I have learned a lot of new skills and discovered how powerful those recent models are.
Detecting duplicate content
We have been working on a small project in order to identify when an issue contains the same information.
The idea was to convert the content of an issue and generate an embedding for it.
This technique is being called Semantic Similarity.
An embedding is a compressed numerical representation of a piece of text that captures its meaning and is generated by an ML model.
How we did it?
Note: The code is available here.
First we installed pgvector, a new postgres extension in order to store those records in our database:
$ brew install pgvector
CREATE EXTENSION vector;
Then we added a new column to persist those records in the issue table:
ALTER TABLE issues ADD COLUMN embedding vector(768);
And a new index to speed up the queries:
CREATE INDEX ON issues USING hnsw (embedding vector_l2_ops);
Finally we ran a script to import all existing issues for a given team and generate embeddings for them.

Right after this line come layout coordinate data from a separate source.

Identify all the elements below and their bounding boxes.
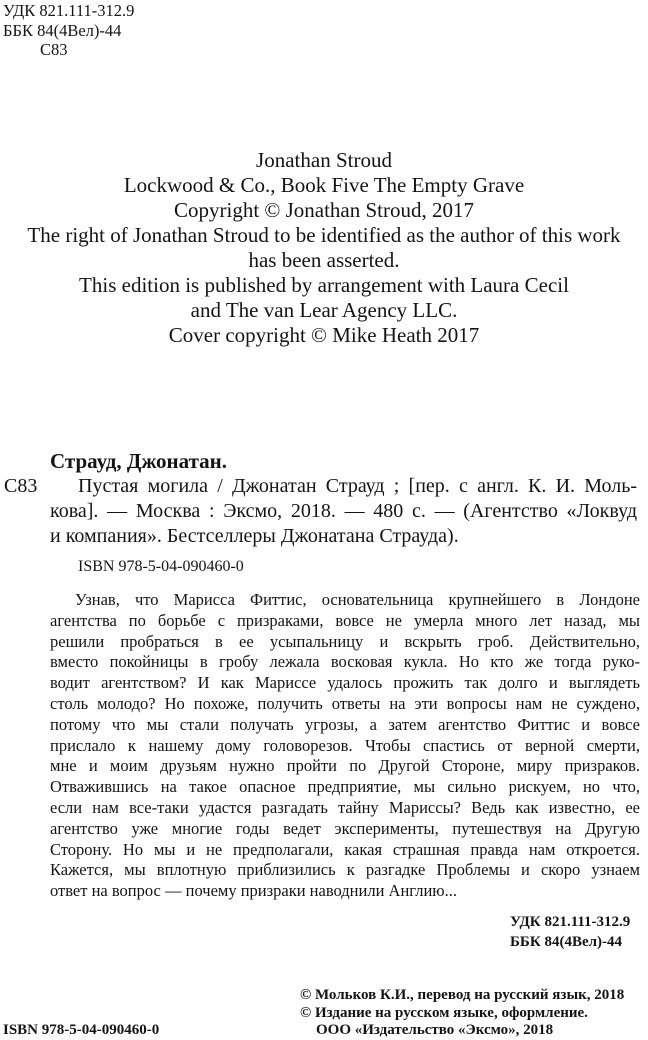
credit-line: Cover copyright © Mike Heath 2017 [168,323,480,347]
annotation-line: прислало к нашему дому головорезов. Чтобы спастись от верной смерти, [50,735,640,755]
annotation-line: агентство уже многие годы ведет эксперименты, путешествуя на Другую [50,818,640,838]
footer-isbn: ISBN 978-5-04-090460-0 [3,1022,160,1038]
credit-line: The right of Jonathan Stroud to be identified as the author of this work [27,223,621,247]
annotation-paragraph [50,590,640,902]
credit-line: and The van Lear Agency LLC. [190,298,458,322]
annotation-line: мне и моим друзьям нужно пройти по Другой Стороне, миру призраков. [50,756,640,776]
footer-copyright [300,987,624,1040]
bbk-code: ББК 84(4Вел)-44 [3,20,122,40]
credit-line: has been asserted. [248,248,400,272]
credit-line: Jonathan Stroud [256,148,392,172]
copyright-line: ООО «Издательство «Эксмо», 2018 [316,1022,554,1038]
copyright-line: © Мольков К.И., перевод на русский язык, 2018 [300,987,625,1003]
annotation-line: потому что мы стали получать угрозы, а затем агентство Фиттис и вовсе [50,714,640,734]
annotation-line: вместо покойницы в гробу лежала восковая кукла. Но кто же тогда руко- [50,652,640,672]
description-line: Пустая могила / Джонатан Страуд ; [пер. с англ. К. И. Моль- [78,475,637,497]
bibliographic-isbn: ISBN 978-5-04-090460-0 [78,558,244,575]
credit-line: Copyright © Jonathan Stroud, 2017 [173,198,475,222]
description-line: и компания». Бестселлеры Джонатана Страуда). [50,525,459,547]
credit-line: This edition is published by arrangement with Laura Cecil [79,273,569,297]
credit-line: Lockwood & Co., Book Five The Empty Grave [123,173,525,197]
annotation-line: Узнав, что Марисса Фиттис, основательница крупнейшего в Лондоне [75,590,640,609]
annotation-line: Кажется, мы вплотную приблизились к разгадке Проблемы и скоро узнаем [50,860,640,880]
bibliographic-author-sign: С83 [4,475,38,497]
annotation-line: решили пробраться в ее усыпальницу и вскрыть гроб. Действительно, [50,631,640,651]
original-edition-credits [0,148,648,348]
udk-code: УДК 821.111-312.9 [3,1,135,20]
annotation-line: водит агентством? И как Мариссе удалось прожить так долго и выглядеть [50,673,640,693]
copyright-line: © Издание на русском языке, оформление. [300,1004,588,1021]
classification-block [3,1,134,60]
description-line: кова]. — Москва : Эксмо, 2018. — 480 с. — (Агентство «Локвуд [50,500,637,522]
bibliographic-description [50,474,637,549]
annotation-line: столь молодо? Но похоже, получить ответы на эти вопросы нам не суждено, [50,693,640,713]
footer-bbk-code: ББК 84(4Вел)-44 [510,934,623,950]
annotation-line: если нам все-таки удастся разгадать тайну Мариссы? Ведь как известно, ее [50,797,640,817]
annotation-line: Сторону. Но мы и не предполагали, какая страшная правда нам откроется. [50,839,640,859]
footer-classification [510,912,630,952]
footer-udk-code: УДК 821.111-312.9 [510,914,631,930]
annotation-line: ответ на вопрос — почему призраки наводнили Англию... [50,881,457,901]
annotation-line: Отважившись на такое опасное предприятие, мы сильно рискуем, но что, [50,777,640,797]
author-sign: С83 [40,40,68,59]
bibliographic-heading: Страуд, Джонатан. [50,449,228,473]
annotation-line: агентства по борьбе с призраками, вовсе не умерла много лет назад, мы [50,610,640,630]
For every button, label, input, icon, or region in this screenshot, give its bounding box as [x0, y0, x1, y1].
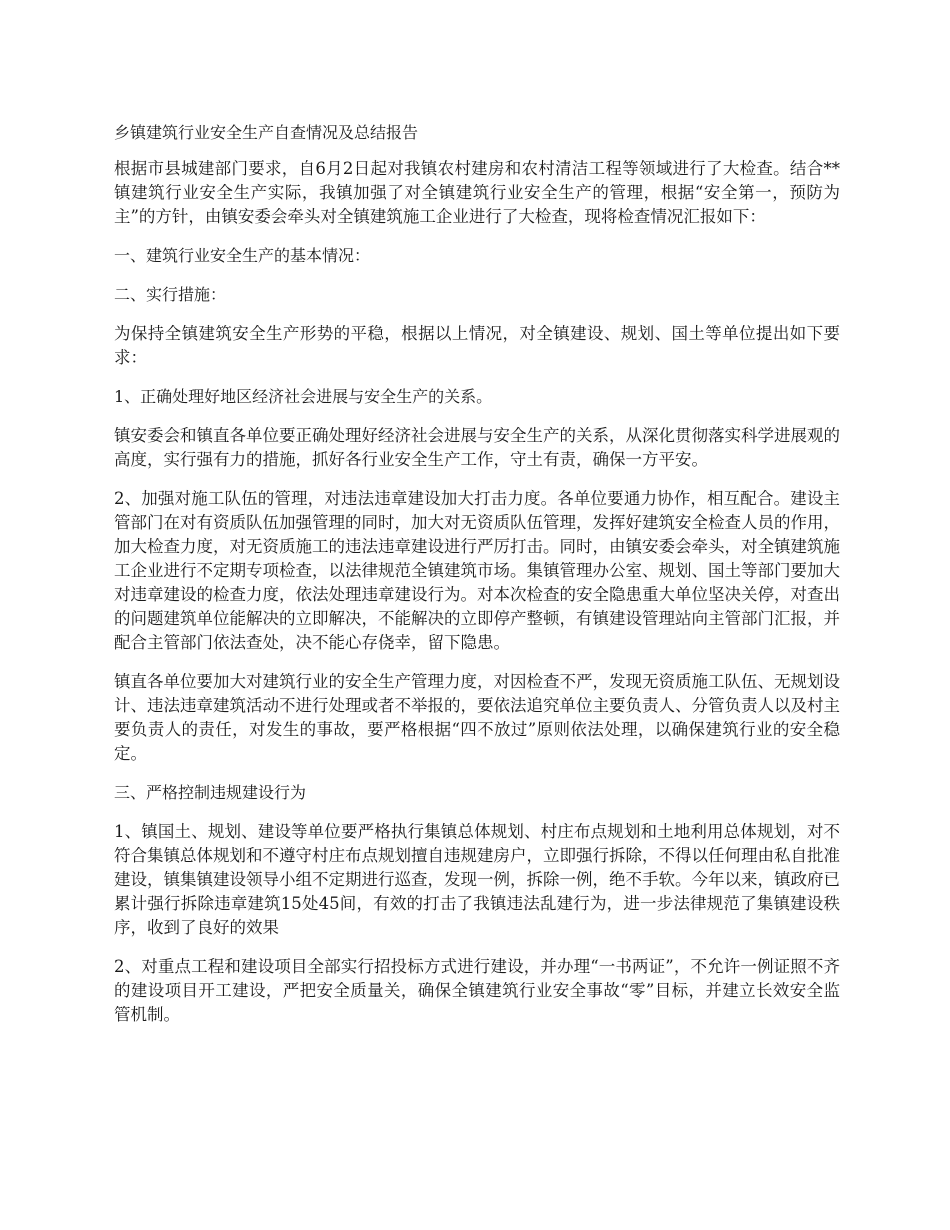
section-heading-1: 一、建筑行业安全生产的基本情况：	[114, 246, 371, 265]
document-title: 乡镇建筑行业安全生产自查情况及总结报告	[114, 123, 419, 142]
item-1-paragraph: 镇安委会和镇直各单位要正确处理好经济社会进展与安全生产的关系，从深化贯彻落实科学进展观的高度，实行强有力的措施，抓好各行业安全生产工作，守土有责，确保一方平安。	[114, 426, 840, 469]
bidding-paragraph: 2、对重点工程和建设项目全部实行招投标方式进行建设，并办理“一书两证”，不允许一例证照不齐的建设项目开工建设，严把安全质量关，确保全镇建筑行业安全事故“零”目标，并建立长效安全监管机制。	[114, 957, 840, 1024]
requirements-paragraph: 为保持全镇建筑安全生产形势的平稳，根据以上情况，对全镇建设、规划、国土等单位提出如下要求：	[114, 324, 840, 367]
section-heading-2: 二、实行措施：	[114, 285, 227, 304]
document-page	[114, 121, 840, 1042]
intro-paragraph: 根据市县城建部门要求，自6月2日起对我镇农村建房和农村清洁工程等领域进行了大检查。结合**镇建筑行业安全生产实际，我镇加强了对全镇建筑行业安全生产的管理，根据“安全第一，预防为主”的方针，由镇安委会牵头对全镇建筑施工企业进行了大检查，现将检查情况汇报如下：	[114, 159, 840, 226]
planning-paragraph: 1、镇国土、规划、建设等单位要严格执行集镇总体规划、村庄布点规划和土地利用总体规划，对不符合集镇总体规划和不遵守村庄布点规划擅自违规建房户，立即强行拆除，不得以任何理由私自批准建设，镇集镇建设领导小组不定期进行巡查，发现一例，拆除一例，绝不手软。今年以来，镇政府已累计强行拆除违章建筑15处45间，有效的打击了我镇违法乱建行为，进一步法律规范了集镇建设秩序，收到了良好的效果	[114, 822, 840, 937]
item-heading-1: 1、正确处理好地区经济社会进展与安全生产的关系。	[114, 387, 493, 406]
section-heading-3: 三、严格控制违规建设行为	[114, 783, 307, 802]
responsibility-paragraph: 镇直各单位要加大对建筑行业的安全生产管理力度，对因检查不严，发现无资质施工队伍、无规划设计、违法违章建筑活动不进行处理或者不举报的，要依法追究单位主要负责人、分管负责人以及村主要负责人的责任，对发生的事故，要严格根据“四不放过”原则依法处理，以确保建筑行业的安全稳定。	[114, 672, 840, 763]
item-2-paragraph: 2、加强对施工队伍的管理，对违法违章建设加大打击力度。各单位要通力协作，相互配合。建设主管部门在对有资质队伍加强管理的同时，加大对无资质队伍管理，发挥好建筑安全检查人员的作用，加大检查力度，对无资质施工的违法违章建设进行严厉打击。同时，由镇安委会牵头，对全镇建筑施工企业进行不定期专项检查，以法律规范全镇建筑市场。集镇管理办公室、规划、国土等部门要加大对违章建设的检查力度，依法处理违章建设行为。对本次检查的安全隐患重大单位坚决关停，对查出的问题建筑单位能解决的立即解决，不能解决的立即停产整顿，有镇建设管理站向主管部门汇报，并配合主管部门依法查处，决不能心存侥幸，留下隐患。	[114, 489, 840, 652]
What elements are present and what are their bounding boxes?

To determine how similar an issue is with another one we leveraged the neighbor gem to measure the euclidean distance between those vectors:
nearest_issue = issue.nearest_neighbors(:embedding, distance: "euclidean").first
nearest_issue.neighbor_distance
=> 0.6025755637811935
This gives us a great approximation of how similar an issue is to the rest of them, and we need to adjust the distance to determine a good threshold for our entire dataset.
For our use case, a distance of 0.3 gave us a good approximation of similar issues.